The finished product is reminiscent of Nativity scenes found in other countries, including Mexico, said Father Magallon, a native of Uruapan, Michoacán, 260 miles west of Mexico City.
“Where I come from, these scenes are all over because all people have different ways of expressing their faith,” he explained. “But here, people are taken by such creativity that really brings the worlds of yesterday and today together.”
Christ’s presence in the world for all time — a point made clearly at the start of the Easter Vigil liturgy as the Easter candle is lit — is a theme that Crosetti, an RCIA catechist at the 3,000-family parish, tries to get across in her weekly sessions with catechumens who are being initiated into the Catholic faith.
In fact, “I am leading a group meeting on this very topic, and part of that session will include a ‘field trip’ from the hall to the Nativity scene in the church,” she told Angelus.

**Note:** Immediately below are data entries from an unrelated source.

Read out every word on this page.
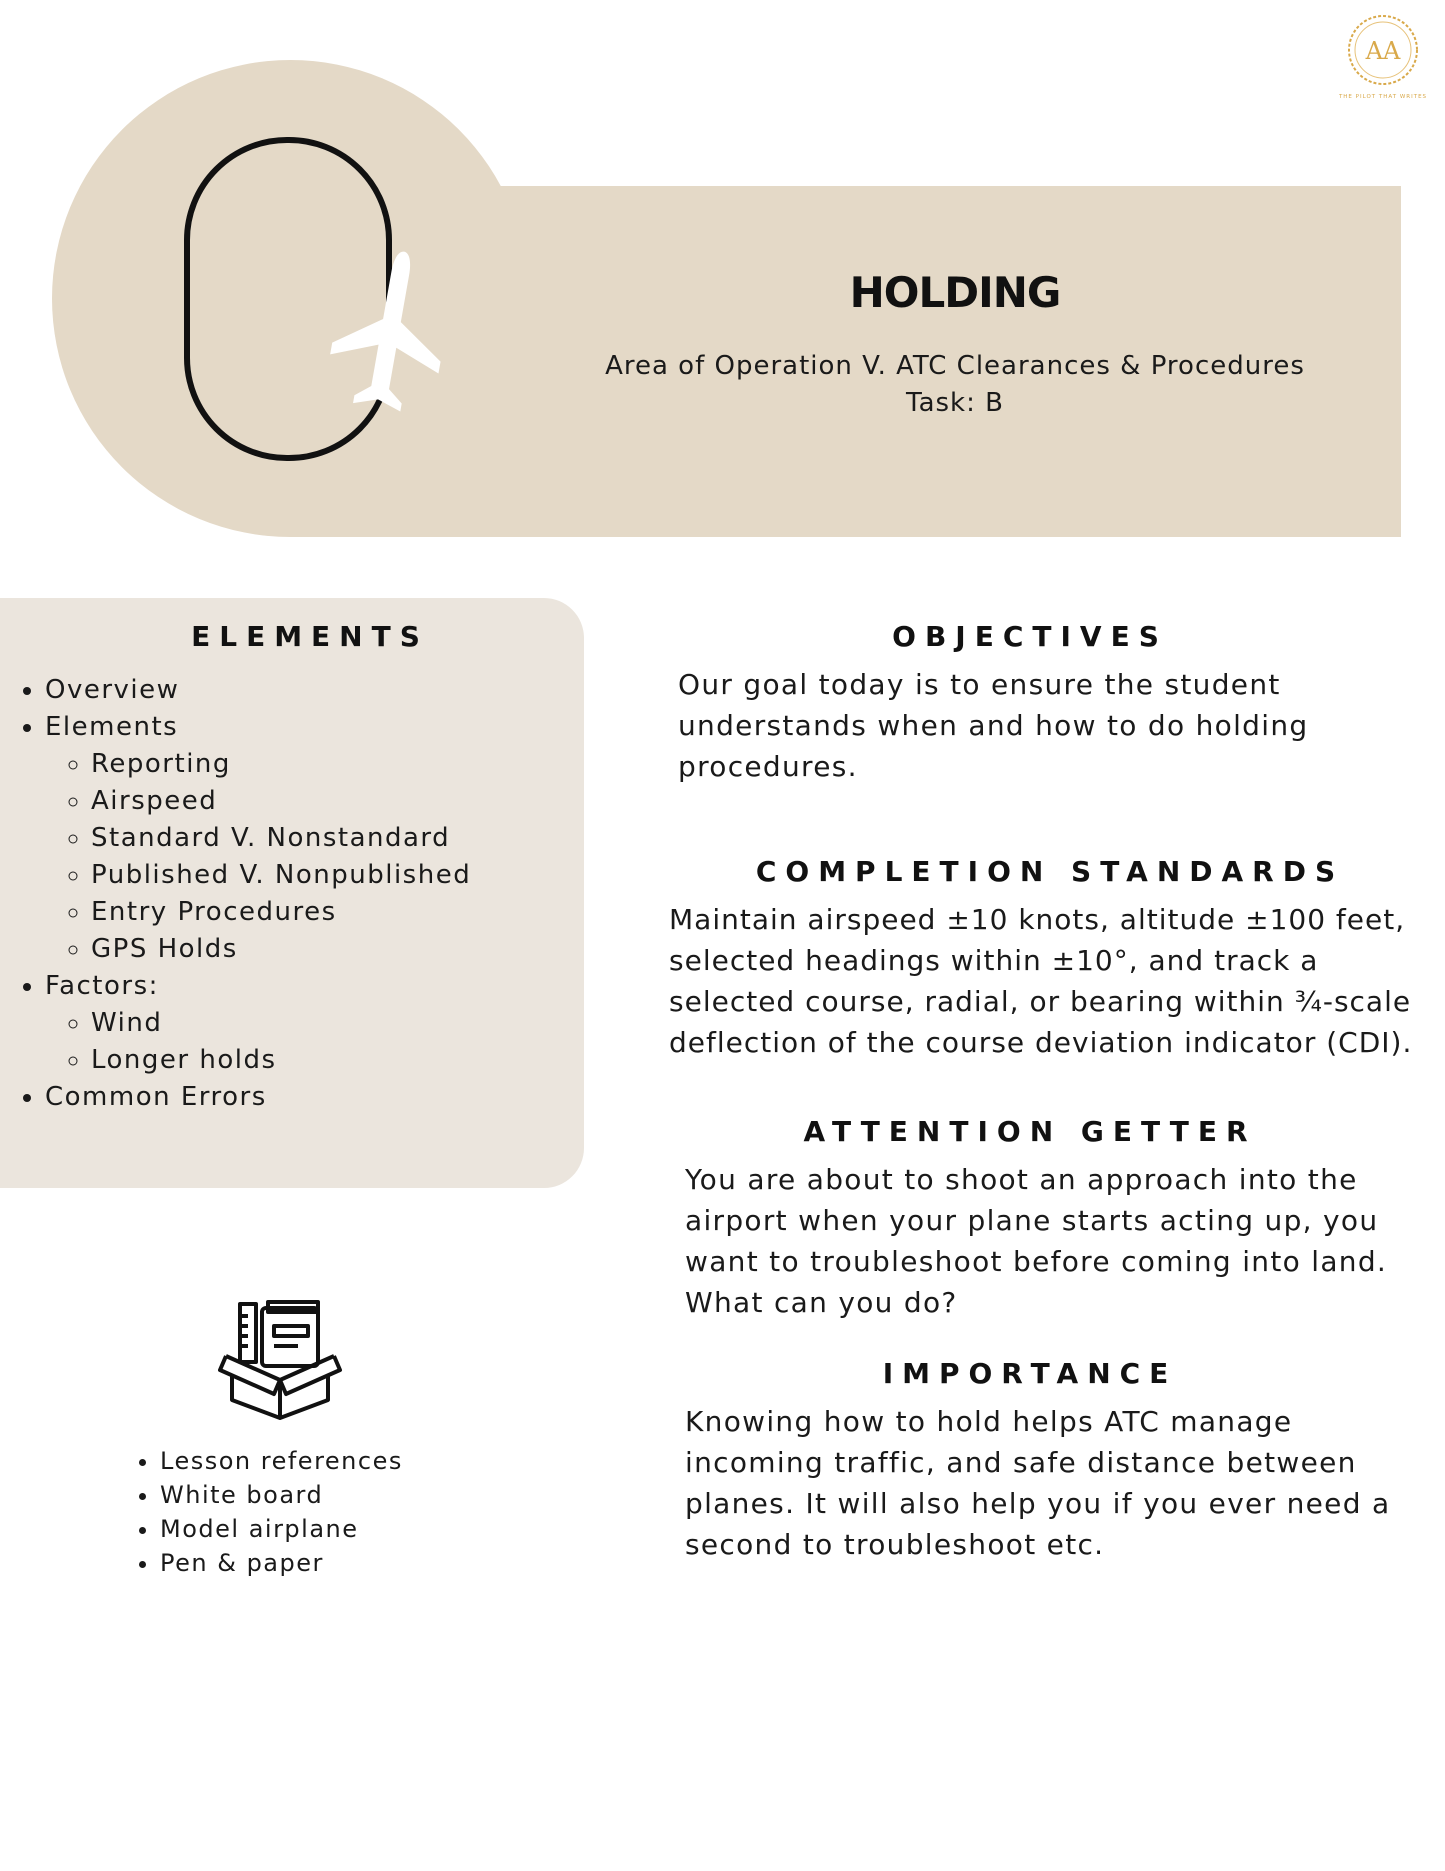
HOLDING
Area of Operation V. ATC Clearances & Procedures
Task: B
AA
THE PILOT THAT WRITES
ELEMENTS
• Overview
• Elements
◦ Reporting
◦ Airspeed
◦ Standard V. Nonstandard
◦ Published V. Nonpublished
◦ Entry Procedures
◦ GPS Holds
• Factors:
◦ Wind
◦ Longer holds
• Common Errors
• Lesson references
• White board
• Model airplane
• Pen & paper
OBJECTIVES
Our goal today is to ensure the student understands when and how to do holding procedures.
COMPLETION STANDARDS
Maintain airspeed ±10 knots, altitude ±100 feet, selected headings within ±10°, and track a selected course, radial, or bearing within ¾-scale deflection of the course deviation indicator (CDI).
ATTENTION GETTER
You are about to shoot an approach into the airport when your plane starts acting up, you want to troubleshoot before coming into land. What can you do?
IMPORTANCE
Knowing how to hold helps ATC manage incoming traffic, and safe distance between planes. It will also help you if you ever need a second to troubleshoot etc.
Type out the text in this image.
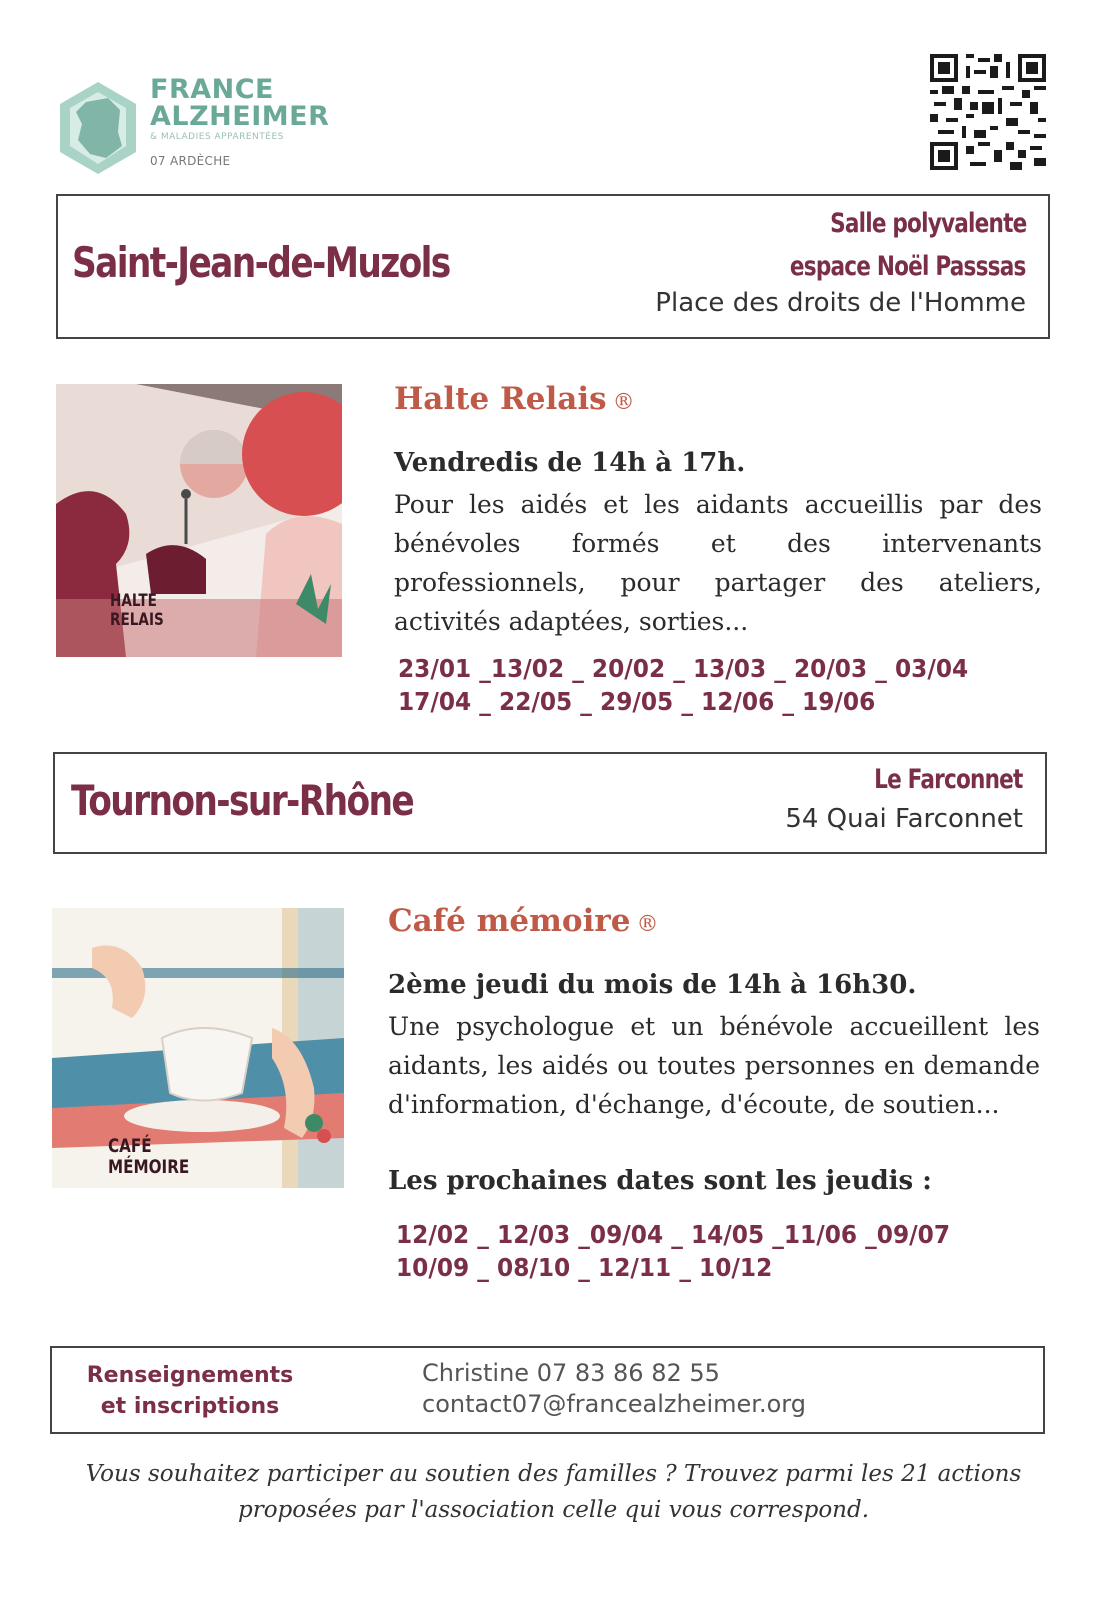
FRANCE
ALZHEIMER
& MALADIES APPARENTÉES
07 ARDÈCHE
Saint-Jean-de-Muzols
Salle polyvalente
espace Noël Passsas
Place des droits de l'Homme
HALTE
RELAIS
Halte Relais ®
Vendredis de 14h à 17h.
Pour les aidés et les aidants accueillis par des bénévoles formés et des intervenants professionnels, pour partager des ateliers, activités adaptées, sorties...
23/01 _13/02 _ 20/02 _ 13/03 _ 20/03 _ 03/04
17/04 _ 22/05 _ 29/05 _ 12/06 _ 19/06
Tournon-sur-Rhône	Le Farconnet
54 Quai Farconnet
CAFÉ
MÉMOIRE
Café mémoire ®
2ème jeudi du mois de 14h à 16h30.
Une psychologue et un bénévole accueillent les aidants, les aidés ou toutes personnes en demande d'information, d'échange, d'écoute, de soutien...
Les prochaines dates sont les jeudis :
12/02 _ 12/03 _09/04 _ 14/05 _11/06 _09/07
10/09 _ 08/10 _ 12/11 _ 10/12
Renseignements
et inscriptions
Christine 07 83 86 82 55
contact07@francealzheimer.org
Vous souhaitez participer au soutien des familles ? Trouvez parmi les 21 actions
proposées par l'association celle qui vous correspond.
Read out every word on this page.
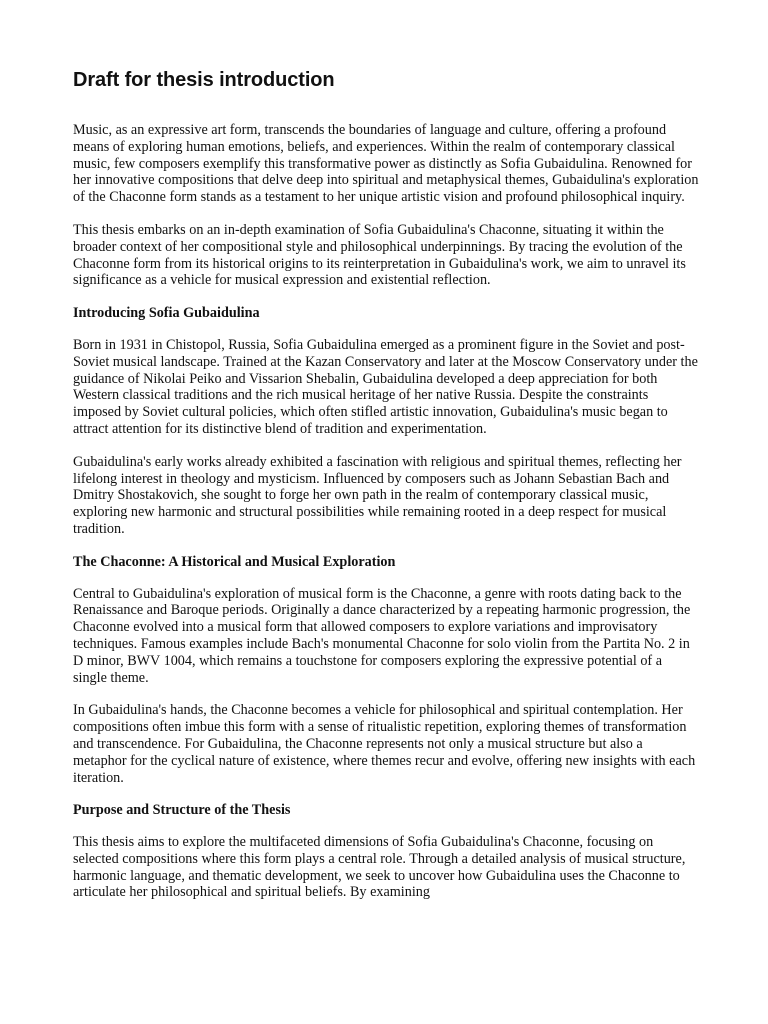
Draft for thesis introduction

Music, as an expressive art form, transcends the boundaries of language and culture, offering a profound means of exploring human emotions, beliefs, and experiences. Within the realm of contemporary classical music, few composers exemplify this transformative power as distinctly as Sofia Gubaidulina. Renowned for her innovative compositions that delve deep into spiritual and metaphysical themes, Gubaidulina's exploration of the Chaconne form stands as a testament to her unique artistic vision and profound philosophical inquiry.

This thesis embarks on an in-depth examination of Sofia Gubaidulina's Chaconne, situating it within the broader context of her compositional style and philosophical underpinnings. By tracing the evolution of the Chaconne form from its historical origins to its reinterpretation in Gubaidulina's work, we aim to unravel its significance as a vehicle for musical expression and existential reflection.

Introducing Sofia Gubaidulina

Born in 1931 in Chistopol, Russia, Sofia Gubaidulina emerged as a prominent figure in the Soviet and post-Soviet musical landscape. Trained at the Kazan Conservatory and later at the Moscow Conservatory under the guidance of Nikolai Peiko and Vissarion Shebalin, Gubaidulina developed a deep appreciation for both Western classical traditions and the rich musical heritage of her native Russia. Despite the constraints imposed by Soviet cultural policies, which often stifled artistic innovation, Gubaidulina's music began to attract attention for its distinctive blend of tradition and experimentation.

Gubaidulina's early works already exhibited a fascination with religious and spiritual themes, reflecting her lifelong interest in theology and mysticism. Influenced by composers such as Johann Sebastian Bach and Dmitry Shostakovich, she sought to forge her own path in the realm of contemporary classical music, exploring new harmonic and structural possibilities while remaining rooted in a deep respect for musical tradition.

The Chaconne: A Historical and Musical Exploration

Central to Gubaidulina's exploration of musical form is the Chaconne, a genre with roots dating back to the Renaissance and Baroque periods. Originally a dance characterized by a repeating harmonic progression, the Chaconne evolved into a musical form that allowed composers to explore variations and improvisatory techniques. Famous examples include Bach's monumental Chaconne for solo violin from the Partita No. 2 in D minor, BWV 1004, which remains a touchstone for composers exploring the expressive potential of a single theme.

In Gubaidulina's hands, the Chaconne becomes a vehicle for philosophical and spiritual contemplation. Her compositions often imbue this form with a sense of ritualistic repetition, exploring themes of transformation and transcendence. For Gubaidulina, the Chaconne represents not only a musical structure but also a metaphor for the cyclical nature of existence, where themes recur and evolve, offering new insights with each iteration.

Purpose and Structure of the Thesis

This thesis aims to explore the multifaceted dimensions of Sofia Gubaidulina's Chaconne, focusing on selected compositions where this form plays a central role. Through a detailed analysis of musical structure, harmonic language, and thematic development, we seek to uncover how Gubaidulina uses the Chaconne to articulate her philosophical and spiritual beliefs. By examining
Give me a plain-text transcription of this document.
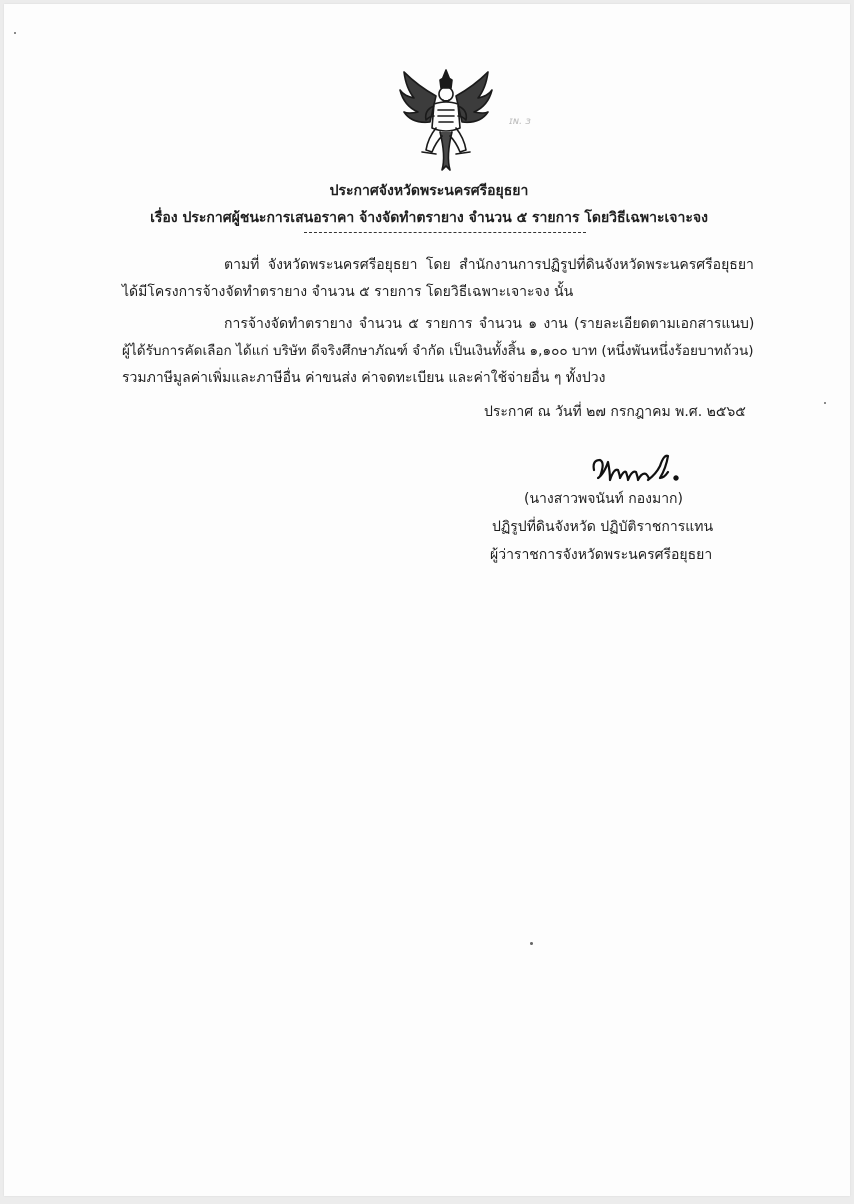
ɪɴ. ɜ
ประกาศจังหวัดพระนครศรีอยุธยา
เรื่อง ประกาศผู้ชนะการเสนอราคา จ้างจัดทำตรายาง จำนวน ๕ รายการ โดยวิธีเฉพาะเจาะจง
ตามที่ จังหวัดพระนครศรีอยุธยา โดย สำนักงานการปฏิรูปที่ดินจังหวัดพระนครศรีอยุธยา
ได้มีโครงการจ้างจัดทำตรายาง จำนวน ๕ รายการ โดยวิธีเฉพาะเจาะจง นั้น
การจ้างจัดทำตรายาง จำนวน ๕ รายการ จำนวน ๑ งาน (รายละเอียดตามเอกสารแนบ)
ผู้ได้รับการคัดเลือก ได้แก่ บริษัท ดีจริงศึกษาภัณฑ์ จำกัด เป็นเงินทั้งสิ้น ๑,๑๐๐ บาท (หนึ่งพันหนึ่งร้อยบาทถ้วน)
รวมภาษีมูลค่าเพิ่มและภาษีอื่น ค่าขนส่ง ค่าจดทะเบียน และค่าใช้จ่ายอื่น ๆ ทั้งปวง
ประกาศ ณ วันที่ ๒๗ กรกฎาคม พ.ศ. ๒๕๖๕
(นางสาวพจนันท์ กองมาก)
ปฏิรูปที่ดินจังหวัด ปฏิบัติราชการแทน
ผู้ว่าราชการจังหวัดพระนครศรีอยุธยา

And after so long of a period with limited access to inside-the-church worship, parishioners and visitors alike are expected to make field trips of their own to get a peek at Fuentes’ one-of-a-kind creation at Our Lady of Sorrows, whose own roots trace to St. Junípero Serra’s celebration of Mass on the site of what became the Presidio Chapel in the early 1780s.
“I believe Jose is expressing not only his own artistic genius,” said Father Magallon, “but his deep faith in Jesus who is with us always.”